紫外線対策を行うにあたって、日焼け止めを日常的に活用することはとても大切なことです。しかし、日焼け止めをお肌に塗ることで起きる肌トラブルは、とても多いのです。肌トラブルがいやだからといって、紫外線対策を行わなければ、紫外線によるお肌のダメージはもっとひどくなります。自分の肌状態を見ながら、うまく日焼け止めを使いこなしていくしかないのです。では、なぜ日焼け止めによるトラブルが多いのでしょうか?

日焼け止めには、現在さまざまな種類が出ていますが、わかりやすい違いはSPFやPAの数値の違いです。数値が高くなれば紫外線を防止する時間が長くなりますが、その分お肌への負担も大きくなります。スポーツなどで長時間屋外にいる場合と、ちょっと近所まで出かける場合では、必要な日焼け止めも違ってきます。日焼け止めに関していえば、大は小を兼ねません。必要以上にSPFやPAの数値が高い日焼け止めは、肌に負担を与えるだけです。そのときどきに応じて、数種類の日焼け止めを使い分けることが大切です。日焼け止めは、その配合成分によって、紫外線を防ぐ方法が違ってきます。

紫外線錯乱剤と紫外線吸収剤の二種類です。紫外線錯乱剤は、肌表面に塗られた紫外線錯乱剤が、紫外線を反射することで日焼けを防ぐというもの。一方、紫外線吸収剤の方は、肌表面に塗られた紫外線吸収剤が紫外線を吸収し、熱エネルギーに変えていくことで日焼けを防ぐというものです。その性質上、日焼け止め効果が高いのは紫外線吸収剤の方ですが、一般的に、肌への負担が大きいとされています。一方、紫外線吸収剤は、比較的肌に負担の少ない成分が使われることが多いのですが、日焼け止め効果は低いとされています。日焼け止め成分の肌への負担は、日焼け止めを塗っている時だけに起こるわけではありません。日焼け止めを落とす時のお肌に与える影響が、とても大きいのです。
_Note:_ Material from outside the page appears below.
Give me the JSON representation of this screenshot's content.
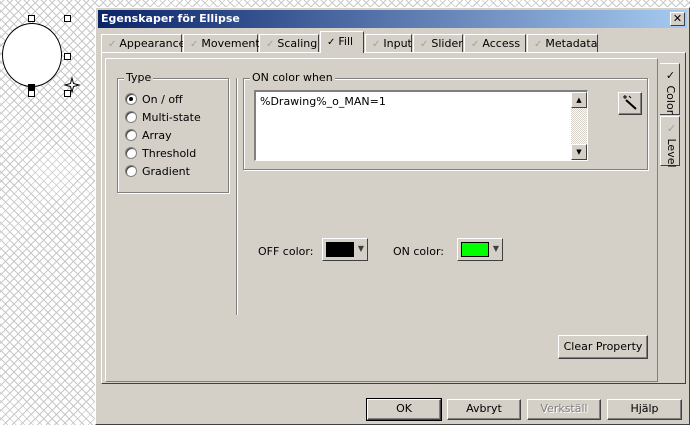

日焼け止め効果の高いものは、水に濡れても落ちにくいものが多いですよね。ウォータープルーフといって、夏のレジャーなどによく使われるものです。たしかに汗にも強く、海で泳いでも落ちないというのは魅力的かもしれません。しかし、汗や水に強いということは、簡単なクレンジングではきれいに落とせないということなのです。その日焼け止めを落とすために、強い洗浄力のものを使い、そのために、日焼け止めだけでなく、肌に必要な皮脂などまで取り除いてしまいます。それが、日焼け止めを使って起こるダメージの中で、最も肌への影響が大きいとされることなのです。